As of June 30, 2006, our annualized cost of debt outstanding was approximately 6.725%, up from 6.166% at the end of the same quarter last year.
At June 30, 2006, we could borrow and use for general corporate purposes approximately $128 million under the most restrictive covenants of our debt arrangements.
For the first six months of 2005, we paid a total of $3.25 million in scheduled principal payments on our original Tranche A and Tranche C term loans. As of June 30, 2005, our total debt was $547 million with no loans outstanding under our $150 million revolving credit facility.
Loan receivable from Morris Communications:
Our indenture, with certain restrictions described in Note 2 of our financial statements, allows us to make loans to Morris Communications. The total loan outstanding at June 30, 2006 was $21.5 million, a $5.8 million increase from $15.7 million at December 31, 2005.
23
The interest-bearing portion of all loans from us to our parent bear the same rate as the borrowings under the Credit Agreement (currently, this rate is LIBOR (adjusted to the nearest 1/16th) + 1.00%). We distinguish between intercompany transactions incurred in the ordinary course of business and settled on a monthly basis (which do not bear interest) and those of a more long-term nature that are subject to an interest accrual. Interest is accrued on the average outstanding long-term balance each month.
Prior to the third quarter ended September 30, 2005, we had reported the loan receivable from Morris Communications as a long-term asset on our balance sheet and had reported interest income related to the loan receivable in our statement of income. Based on the historical practice of Morris Publishing and Morris Communications in settling a significant portion of the outstanding loan receivable balance with dividends, we concluded that the arrangement should be considered in substance a capital distribution transaction and classified as contra-equity within member’s deficiency in assets. As a result of this conclusion, we have classified the outstanding loan receivable balances, which are net of the $2.5 million and $1.5 million in accumulated interest accrued on these receivables, as of June 30, 2006 and December 31, 2005, respectively, as contra-equity within member’s deficiency in assets.
We have also reported $0.5 million and $1.0 million in interest income from such loan receivables for the three and six month periods ended June 30, 2006, respectively, as contra-equity. The average interest rate for the three and six month periods ended June 30, 2006 was 6.0417% and 5.8125%, respectively, on average loan receivable balances of $32.5 million and $34.6 million, respectively.

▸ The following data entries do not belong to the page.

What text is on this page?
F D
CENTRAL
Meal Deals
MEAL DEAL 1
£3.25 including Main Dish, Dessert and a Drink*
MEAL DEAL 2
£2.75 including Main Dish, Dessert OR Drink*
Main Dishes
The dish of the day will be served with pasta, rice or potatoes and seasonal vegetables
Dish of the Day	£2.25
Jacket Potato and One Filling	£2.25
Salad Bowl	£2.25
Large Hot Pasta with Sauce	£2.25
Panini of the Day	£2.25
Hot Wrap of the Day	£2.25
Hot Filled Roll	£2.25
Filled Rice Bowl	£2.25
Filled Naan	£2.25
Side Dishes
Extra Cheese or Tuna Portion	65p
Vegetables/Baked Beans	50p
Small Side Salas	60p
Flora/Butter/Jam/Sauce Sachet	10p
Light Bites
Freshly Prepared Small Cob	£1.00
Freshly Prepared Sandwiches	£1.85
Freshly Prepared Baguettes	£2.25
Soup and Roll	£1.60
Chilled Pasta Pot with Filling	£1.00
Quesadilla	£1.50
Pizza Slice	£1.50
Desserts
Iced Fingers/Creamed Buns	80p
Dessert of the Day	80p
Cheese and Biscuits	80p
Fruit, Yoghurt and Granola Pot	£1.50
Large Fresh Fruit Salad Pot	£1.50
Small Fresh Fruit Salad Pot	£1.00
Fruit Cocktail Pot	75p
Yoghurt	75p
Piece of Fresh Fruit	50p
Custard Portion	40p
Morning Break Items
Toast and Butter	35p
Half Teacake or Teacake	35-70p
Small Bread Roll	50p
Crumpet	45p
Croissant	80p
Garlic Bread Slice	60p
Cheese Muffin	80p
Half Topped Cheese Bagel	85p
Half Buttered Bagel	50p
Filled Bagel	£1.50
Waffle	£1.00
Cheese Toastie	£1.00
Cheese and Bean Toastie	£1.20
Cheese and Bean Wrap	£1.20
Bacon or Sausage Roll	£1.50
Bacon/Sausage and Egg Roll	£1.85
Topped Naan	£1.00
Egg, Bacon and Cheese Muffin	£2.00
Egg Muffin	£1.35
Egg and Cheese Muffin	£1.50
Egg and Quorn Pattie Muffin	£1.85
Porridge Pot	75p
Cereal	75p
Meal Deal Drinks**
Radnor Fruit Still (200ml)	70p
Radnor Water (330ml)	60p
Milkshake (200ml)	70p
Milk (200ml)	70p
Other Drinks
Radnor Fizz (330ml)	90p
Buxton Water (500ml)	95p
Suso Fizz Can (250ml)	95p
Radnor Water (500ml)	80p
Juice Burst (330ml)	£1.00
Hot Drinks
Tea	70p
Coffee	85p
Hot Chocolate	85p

We reported $0.4 million, and $0.6 million loan receivable interest income during the three and six month periods ended June 30, 2005, respectively. We did not reverse the loan receivable interest income and reclassify the amounts as contra-equity during these respective periods, as such amounts were considered immaterial. The average interest rate for the three and six month periods ended June 30, 2005 was 5.4167% and 5.1354%, respectively, on average loan receivable balances of $23.0 million and $20.6 million, respectively.

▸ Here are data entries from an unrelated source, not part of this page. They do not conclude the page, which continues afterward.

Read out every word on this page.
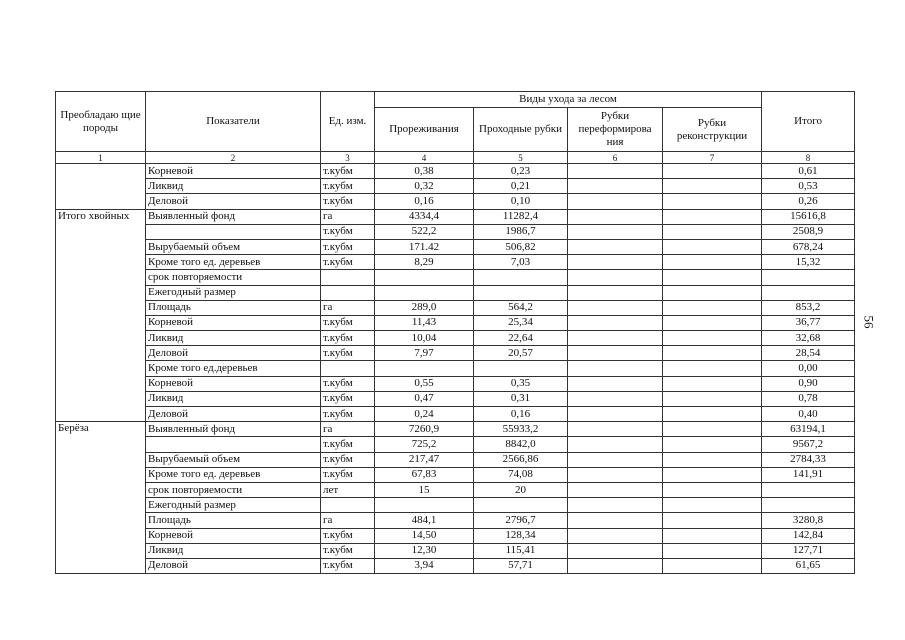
Преобладаю щие породы	Показатели	Ед. изм.	Виды ухода за лесом				Итого
			Прореживания	Проходные рубки	Рубки переформирова ния	Рубки реконструкции	
1	2	3	4	5	6	7	8
	Корневой	т.кубм	0,38	0,23			0,61
	Ликвид	т.кубм	0,32	0,21			0,53
	Деловой	т.кубм	0,16	0,10			0,26
Итого хвойных	Выявленный фонд	га	4334,4	11282,4			15616,8
		т.кубм	522,2	1986,7			2508,9
	Вырубаемый объем	т.кубм	171.42	506,82			678,24
	Кроме того ед. деревьев	т.кубм	8,29	7,03			15,32
	срок повторяемости						
	Ежегодный размер						
	Площадь	га	289,0	564,2			853,2
	Корневой	т.кубм	11,43	25,34			36,77
	Ликвид	т.кубм	10,04	22,64			32,68
	Деловой	т.кубм	7,97	20,57			28,54
	Кроме того ед.деревьев						0,00
	Корневой	т.кубм	0,55	0,35			0,90
	Ликвид	т.кубм	0,47	0,31			0,78
	Деловой	т.кубм	0,24	0,16			0,40
Берёза	Выявленный фонд	га	7260,9	55933,2			63194,1
		т.кубм	725,2	8842,0			9567,2
	Вырубаемый объем	т.кубм	217,47	2566,86			2784,33
	Кроме того ед. деревьев	т.кубм	67,83	74,08			141,91
	срок повторяемости	лет	15	20			
	Ежегодный размер						
	Площадь	га	484,1	2796,7			3280,8
	Корневой	т.кубм	14,50	128,34			142,84
	Ликвид	т.кубм	12,30	115,41			127,71
	Деловой	т.кубм	3,94	57,71			61,65
56
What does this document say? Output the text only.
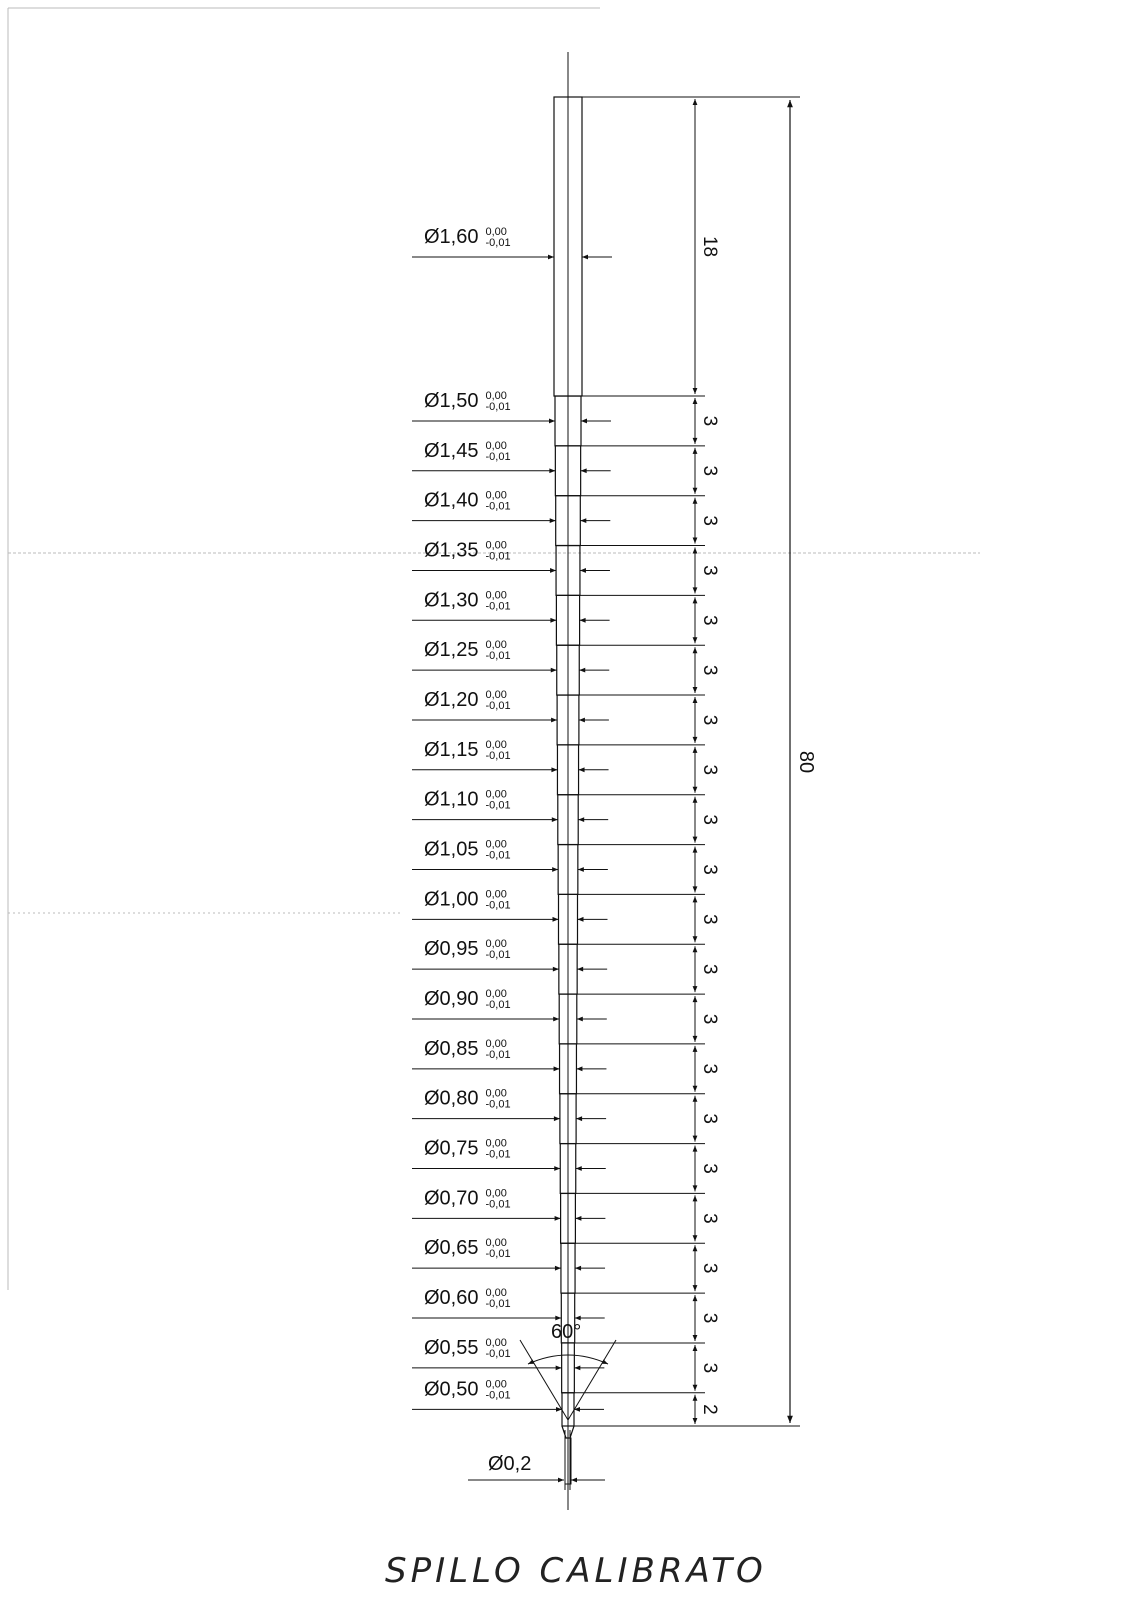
Ø1,60 0,00
-0,01
Ø1,50 0,00
-0,01
Ø1,45 0,00
-0,01
Ø1,40 0,00
-0,01
Ø1,35 0,00
-0,01
Ø1,30 0,00
-0,01
Ø1,25 0,00
-0,01
Ø1,20 0,00
-0,01
Ø1,15 0,00
-0,01
Ø1,10 0,00
-0,01
Ø1,05 0,00
-0,01
Ø1,00 0,00
-0,01
Ø0,95 0,00
-0,01
Ø0,90 0,00
-0,01
Ø0,85 0,00
-0,01
Ø0,80 0,00
-0,01
Ø0,75 0,00
-0,01
Ø0,70 0,00
-0,01
Ø0,65 0,00
-0,01
Ø0,60 0,00
-0,01
Ø0,55 0,00
-0,01
Ø0,50 0,00
-0,01
18
3
3
3
3
3
3
3
3
3
3
3
3
3
3
3
3
3
3
3
3
2
80
Ø0,2
60°
SPILLO CALIBRATO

During the third quarter ended September 30, 2005, we reversed the $0.6 million reported as interest income during the first six months of 2005 and reclassified the amount as contra-equity. Interest accrued on this loan receivable has been reported as a contra-equity for the quarterly periods and annual period reported on or after September 30, 2005. Thus, our condensed consolidated statements of income are not comparable in this regard, since $0.6 million of interest on the loan receivable from Morris Communications is reflected as interest income for the six months ended June 30, 2005; whereas the $1.0 million of interest income on the loan receivable from Morris Communications is not included in income for 2006, but is reflected as contra-equity.
Dividends:
We, with certain restrictions under our indenture, may make dividend payments to our parent to fund its cash needs for general business purposes, capital expenditures and acquisitions. On March 30, 2006, we declared and recorded a $15 million dividend to Morris Communications, in effect, reducing the loan receivable from Morris Communications by the dividend amount. At June 30, 2006, we had an additional $97 million available for future restricted payments under the notes indenture.

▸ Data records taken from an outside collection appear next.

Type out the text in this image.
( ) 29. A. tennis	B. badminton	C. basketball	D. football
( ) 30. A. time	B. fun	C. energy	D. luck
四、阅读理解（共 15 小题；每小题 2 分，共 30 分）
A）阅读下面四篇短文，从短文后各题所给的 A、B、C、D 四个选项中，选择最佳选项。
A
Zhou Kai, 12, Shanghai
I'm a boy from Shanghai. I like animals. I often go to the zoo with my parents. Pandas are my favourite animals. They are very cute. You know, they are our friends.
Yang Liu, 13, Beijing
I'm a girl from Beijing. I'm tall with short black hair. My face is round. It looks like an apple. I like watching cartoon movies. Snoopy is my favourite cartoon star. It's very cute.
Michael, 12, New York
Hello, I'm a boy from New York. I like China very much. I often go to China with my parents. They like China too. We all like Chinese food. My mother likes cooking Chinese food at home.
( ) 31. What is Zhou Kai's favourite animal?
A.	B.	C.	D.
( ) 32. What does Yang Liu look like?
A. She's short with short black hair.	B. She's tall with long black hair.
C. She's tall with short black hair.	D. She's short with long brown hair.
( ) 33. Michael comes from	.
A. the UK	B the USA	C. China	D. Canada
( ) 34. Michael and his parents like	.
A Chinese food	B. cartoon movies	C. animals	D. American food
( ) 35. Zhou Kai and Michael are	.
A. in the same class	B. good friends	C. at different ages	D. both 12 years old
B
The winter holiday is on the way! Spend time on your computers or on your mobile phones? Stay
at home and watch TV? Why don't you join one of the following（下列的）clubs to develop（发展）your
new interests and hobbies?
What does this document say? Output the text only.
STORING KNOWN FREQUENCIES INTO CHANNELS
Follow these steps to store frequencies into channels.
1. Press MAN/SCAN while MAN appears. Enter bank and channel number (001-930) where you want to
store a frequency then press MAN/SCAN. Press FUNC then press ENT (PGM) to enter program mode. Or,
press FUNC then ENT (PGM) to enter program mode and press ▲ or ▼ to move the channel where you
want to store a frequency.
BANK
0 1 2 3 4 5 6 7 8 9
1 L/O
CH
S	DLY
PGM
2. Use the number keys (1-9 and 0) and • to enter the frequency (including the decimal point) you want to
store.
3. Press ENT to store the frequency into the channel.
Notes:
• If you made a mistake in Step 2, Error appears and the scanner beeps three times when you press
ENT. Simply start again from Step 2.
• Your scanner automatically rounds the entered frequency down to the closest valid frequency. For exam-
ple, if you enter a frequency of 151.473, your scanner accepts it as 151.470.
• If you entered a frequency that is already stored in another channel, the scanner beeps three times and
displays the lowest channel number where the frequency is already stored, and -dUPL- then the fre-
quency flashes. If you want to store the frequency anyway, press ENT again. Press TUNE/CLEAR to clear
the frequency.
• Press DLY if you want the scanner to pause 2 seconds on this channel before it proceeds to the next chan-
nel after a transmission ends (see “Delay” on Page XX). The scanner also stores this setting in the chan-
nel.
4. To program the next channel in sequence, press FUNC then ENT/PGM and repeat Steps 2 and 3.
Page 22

Morris Publishing Finance Co. overview
Morris Publishing Finance Co., a wholly-owned subsidiary of Morris Publishing Group, LLC, was incorporated in 2003 for the sole purpose of serving as a co-issuer of our senior subordinated notes in order to facilitate the offering. Morris Publishing Finance Co. does not have any operations or assets of any kind and will not have any revenues.
24
ITEM 3. QUANTITATIVE AND QUALITATIVE DISCLOSURES ABOUT MARKET RISK
There have been no material changes regarding the registrants’ critical accounting policies from the critical accounting policies discussed under the registrants’ market risk position from the information provided in our annual report dated December 31, 2005 filed with the Securities and Exchange Commission on Form 10-K.
Although some of the our outstanding debt is at a fixed rate, increases in the interest rates applicable to borrowings under our bank credit facilities would result in increased interest expense and a reduction in our net income. (The quantitative and qualitative disclosures about market risk are discussed under the caption “Market Risk” in Management’s Discussion and Analysis of Financial Condition and Results of Operations in said annual report and Note 3 to the Company’s unaudited condensed consolidated financial statements as of and for the three and six month periods ending June 30, 2006 regarding long term debt).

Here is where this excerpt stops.